Among those artists who aim for the disturbing, one-off image, perhaps the most striking is photographer, Pat Brassington. In Pillow talk (2005), a child’s legs sticking out from beneath a cushion feels as odd and sinister as a pink, scaly appendage partially concealed by a white curtain in The Wedding Guest (2005). In a black-and-white print, Enveloped (2020), a nod in the direction of a famous Man Ray photo of a seated nude seen from the rear, is given sharp outlines and enveloped by a leaf pattern. The result is an image that partakes of several different registers – an abstract design, a fragment of a real, eroticised body, and even a hint of landscape.

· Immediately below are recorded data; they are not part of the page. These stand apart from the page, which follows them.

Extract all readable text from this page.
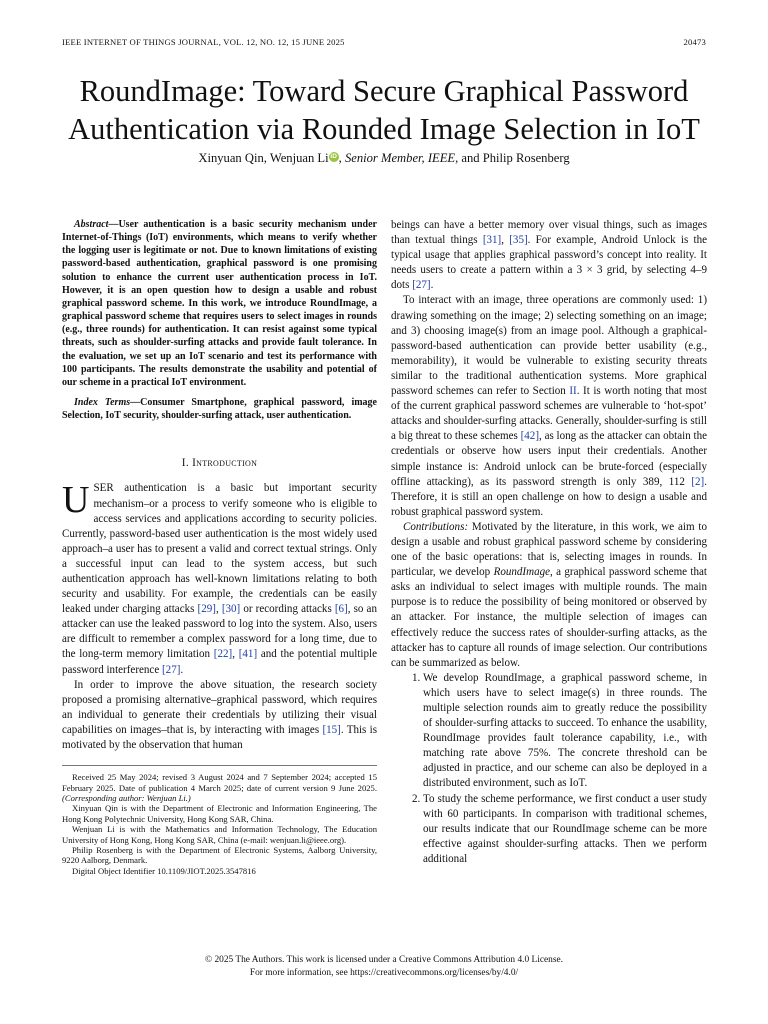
IEEE INTERNET OF THINGS JOURNAL, VOL. 12, NO. 12, 15 JUNE 2025	20473
RoundImage: Toward Secure Graphical Password Authentication via Rounded Image Selection in IoT
Xinyuan Qin, Wenjuan Li iD , Senior Member, IEEE, and Philip Rosenberg

Abstract—User authentication is a basic security mechanism under Internet-of-Things (IoT) environments, which means to verify whether the logging user is legitimate or not. Due to known limitations of existing password-based authentication, graphical password is one promising solution to enhance the current user authentication process in IoT. However, it is an open question how to design a usable and robust graphical password scheme. In this work, we introduce RoundImage, a graphical password scheme that requires users to select images in rounds (e.g., three rounds) for authentication. It can resist against some typical threats, such as shoulder-surfing attacks and provide fault tolerance. In the evaluation, we set up an IoT scenario and test its performance with 100 participants. The results demonstrate the usability and potential of our scheme in a practical IoT environment.

Index Terms—Consumer Smartphone, graphical password, image Selection, IoT security, shoulder-surfing attack, user authentication.

I. Introduction

USER authentication is a basic but important security mechanism–or a process to verify someone who is eligible to access services and applications according to security policies. Currently, password-based user authentication is the most widely used approach–a user has to present a valid and correct textual strings. Only a successful input can lead to the system access, but such authentication approach has well-known limitations relating to both security and usability. For example, the credentials can be easily leaked under charging attacks [29], [30] or recording attacks [6], so an attacker can use the leaked password to log into the system. Also, users are difficult to remember a complex password for a long time, due to the long-term memory limitation [22], [41] and the potential multiple password interference [27].

In order to improve the above situation, the research society proposed a promising alternative–graphical password, which requires an individual to generate their credentials by utilizing their visual capabilities on images–that is, by interacting with images [15]. This is motivated by the observation that human

Received 25 May 2024; revised 3 August 2024 and 7 September 2024; accepted 15 February 2025. Date of publication 4 March 2025; date of current version 9 June 2025. (Corresponding author: Wenjuan Li.)

Xinyuan Qin is with the Department of Electronic and Information Engineering, The Hong Kong Polytechnic University, Hong Kong SAR, China.

Wenjuan Li is with the Mathematics and Information Technology, The Education University of Hong Kong, Hong Kong SAR, China (e-mail: wenjuan.li@ieee.org).

Philip Rosenberg is with the Department of Electronic Systems, Aalborg University, 9220 Aalborg, Denmark.

Digital Object Identifier 10.1109/JIOT.2025.3547816

beings can have a better memory over visual things, such as images than textual things [31], [35]. For example, Android Unlock is the typical usage that applies graphical password’s concept into reality. It needs users to create a pattern within a 3 × 3 grid, by selecting 4–9 dots [27].

To interact with an image, three operations are commonly used: 1) drawing something on the image; 2) selecting something on an image; and 3) choosing image(s) from an image pool. Although a graphical-password-based authentication can provide better usability (e.g., memorability), it would be vulnerable to existing security threats similar to the traditional authentication systems. More graphical password schemes can refer to Section II. It is worth noting that most of the current graphical password schemes are vulnerable to ‘hot-spot’ attacks and shoulder-surfing attacks. Generally, shoulder-surfing is still a big threat to these schemes [42], as long as the attacker can obtain the credentials or observe how users input their credentials. Another simple instance is: Android unlock can be brute-forced (especially offline attacking), as its password strength is only 389, 112 [2]. Therefore, it is still an open challenge on how to design a usable and robust graphical password system.

Contributions: Motivated by the literature, in this work, we aim to design a usable and robust graphical password scheme by considering one of the basic operations: that is, selecting images in rounds. In particular, we develop RoundImage, a graphical password scheme that asks an individual to select images with multiple rounds. The main purpose is to reduce the possibility of being monitored or observed by an attacker. For instance, the multiple selection of images can effectively reduce the success rates of shoulder-surfing attacks, as the attacker has to capture all rounds of image selection. Our contributions can be summarized as below.

1. We develop RoundImage, a graphical password scheme, in which users have to select image(s) in three rounds. The multiple selection rounds aim to greatly reduce the possibility of shoulder-surfing attacks to succeed. To enhance the usability, RoundImage provides fault tolerance capability, i.e., with matching rate above 75%. The concrete threshold can be adjusted in practice, and our scheme can also be deployed in a distributed environment, such as IoT.
2. To study the scheme performance, we first conduct a user study with 60 participants. In comparison with traditional schemes, our results indicate that our RoundImage scheme can be more effective against shoulder-surfing attacks. Then we perform additional
© 2025 The Authors. This work is licensed under a Creative Commons Attribution 4.0 License.
For more information, see https://creativecommons.org/licenses/by/4.0/
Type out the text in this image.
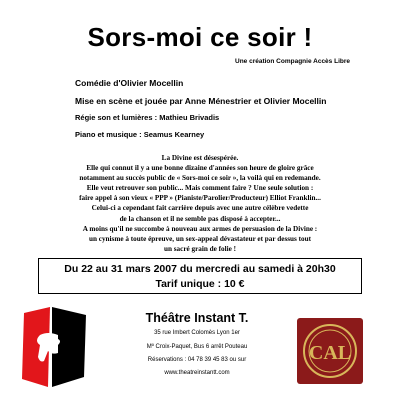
Sors-moi ce soir !
Une création Compagnie Accès Libre
Comédie d'Olivier Mocellin
Mise en scène et jouée par Anne Ménestrier et Olivier Mocellin
Régie son et lumières : Mathieu Brivadis
Piano et musique : Seamus Kearney
La Divine est désespérée.
Elle qui connut il y a une bonne dizaine d'années son heure de gloire grâce
notamment au succès public de « Sors-moi ce soir », la voilà qui en redemande.
Elle veut retrouver son public... Mais comment faire ? Une seule solution :
faire appel à son vieux « PPP » (Pianiste/Parolier/Producteur) Elliot Franklin...
Celui-ci a cependant fait carrière depuis avec une autre célèbre vedette
de la chanson et il ne semble pas disposé à accepter...
A moins qu'il ne succombe à nouveau aux armes de persuasion de la Divine :
un cynisme à toute épreuve, un sex-appeal dévastateur et par dessus tout
un sacré grain de folie !
Du 22 au 31 mars 2007 du mercredi au samedi à 20h30
Tarif unique : 10 €
Théâtre Instant T.
35 rue Imbert Colomès Lyon 1er
Mº Croix-Paquet, Bus 6 arrêt Pouteau
Réservations : 04 78 39 45 83 ou sur
www.theatreinstantt.com
CAL
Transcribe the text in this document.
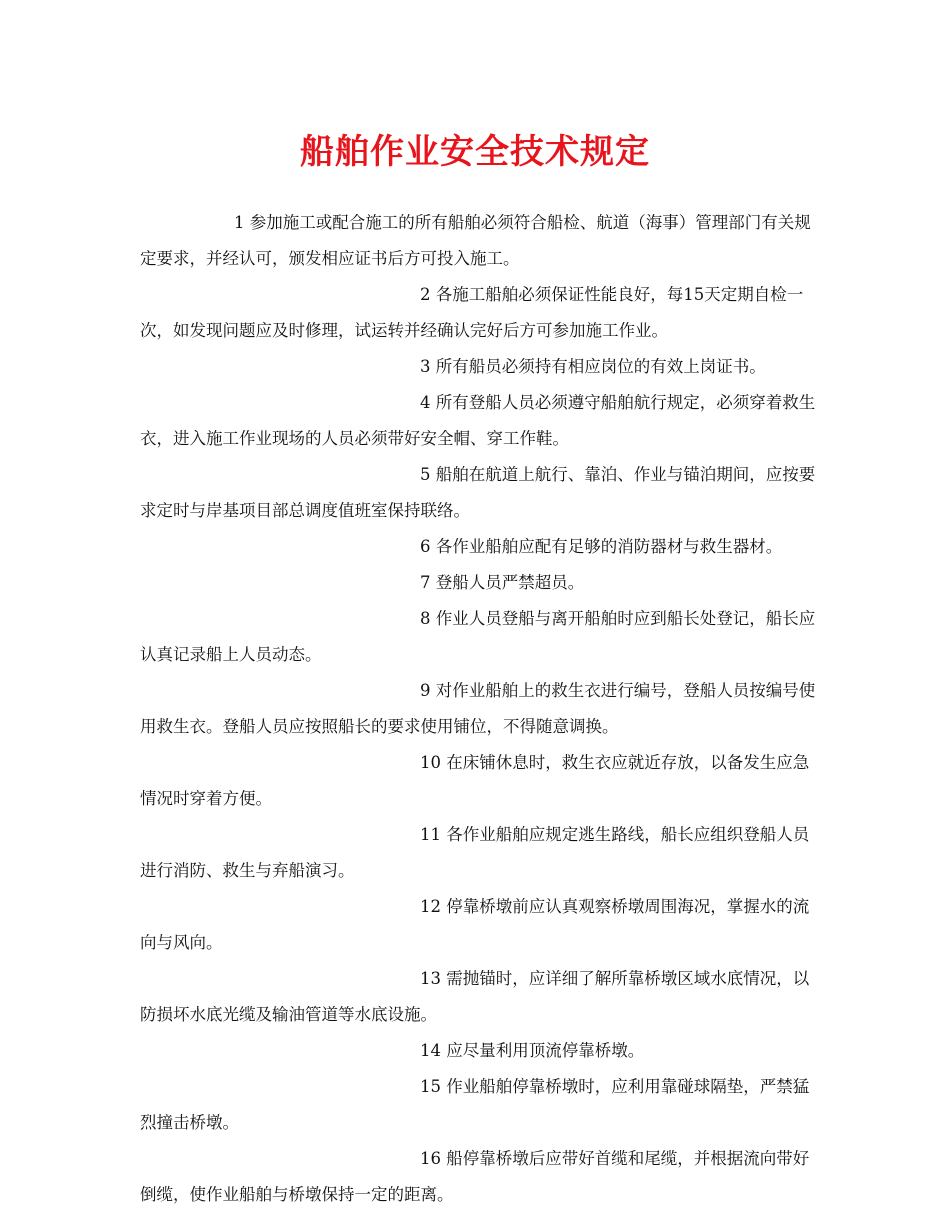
船舶作业安全技术规定

1 参加施工或配合施工的所有船舶必须符合船检、航道（海事）管理部门有关规定要求，并经认可，颁发相应证书后方可投入施工。

2 各施工船舶必须保证性能良好，每15天定期自检一次，如发现问题应及时修理，试运转并经确认完好后方可参加施工作业。

3 所有船员必须持有相应岗位的有效上岗证书。

4 所有登船人员必须遵守船舶航行规定，必须穿着救生衣，进入施工作业现场的人员必须带好安全帽、穿工作鞋。

5 船舶在航道上航行、靠泊、作业与锚泊期间，应按要求定时与岸基项目部总调度值班室保持联络。

6 各作业船舶应配有足够的消防器材与救生器材。

7 登船人员严禁超员。

8 作业人员登船与离开船舶时应到船长处登记，船长应认真记录船上人员动态。

9 对作业船舶上的救生衣进行编号，登船人员按编号使用救生衣。登船人员应按照船长的要求使用铺位，不得随意调换。

10 在床铺休息时，救生衣应就近存放，以备发生应急情况时穿着方便。

11 各作业船舶应规定逃生路线，船长应组织登船人员进行消防、救生与弃船演习。

12 停靠桥墩前应认真观察桥墩周围海况，掌握水的流向与风向。

13 需抛锚时，应详细了解所靠桥墩区域水底情况，以防损坏水底光缆及输油管道等水底设施。

14 应尽量利用顶流停靠桥墩。

15 作业船舶停靠桥墩时，应利用靠碰球隔垫，严禁猛烈撞击桥墩。

16 船停靠桥墩后应带好首缆和尾缆，并根据流向带好倒缆，使作业船舶与桥墩保持一定的距离。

The collage aesthetic is dominant in an animated video by Deborah Kelly, The Gods of Tiny Things (2019), and multiple 2D and 3D works by Louisa Chircop. Both artists show their awareness of the Surrealist game, exquisite corpse, in which several artists would draw fragments of a figure on a sheet of folded paper. When revealed, the final, monstrous form would be a surprise to everyone.
The subtitle of the show gives equal billing to feminism, which the curator, in a catalogue note, divides into four waves. Kibbler’s thesis is that there is a strong feminist agenda in the way Australian women artists have embraced the visual strategies of Surrealism. She believes women surrealists have “presented more fluid representations of gender and sexuality and challenged the hierarchy of power while presenting the female body as a representation of self, a liberation of their desires or their traditional domestic settings and roles.”
If this sounds vague but heroic, it’s because one could say the same thing about almost any style women artists have adopted. It would be just as easy to imagine a realist artist portraying women in roles traditionally associated with men and seeing this as a challenge to the patriarchy. The male Surrealists were often criticised for images of torn, debased or fragmented female bodies – think of André Masson’s Gradiva (1939) which pairs a body with a slab of meat; or Rene Magritte’s The Rape (1935), in which a woman’s torso has replaced the features of her face. Yet it seems that when women artists dismember same body it’s to be accepted as a feminist gesture.
There’s something missing in this equation, which assigns contrary moral values to the gender of the artists. The problem with all overarching theses is that they don’t take adequate account of the complex subjective elements in an artist’s work. It’s credible that every woman in this exhibition is both a feminist and a surrealist, but it’s much harder to prove there’s an intrinsic affinity between these two ideologies. A style is a kind of visual language, and a language needs to be flexible enough to express all points of view. How these expressions are to be interpreted is a more personal, unpredictable affair.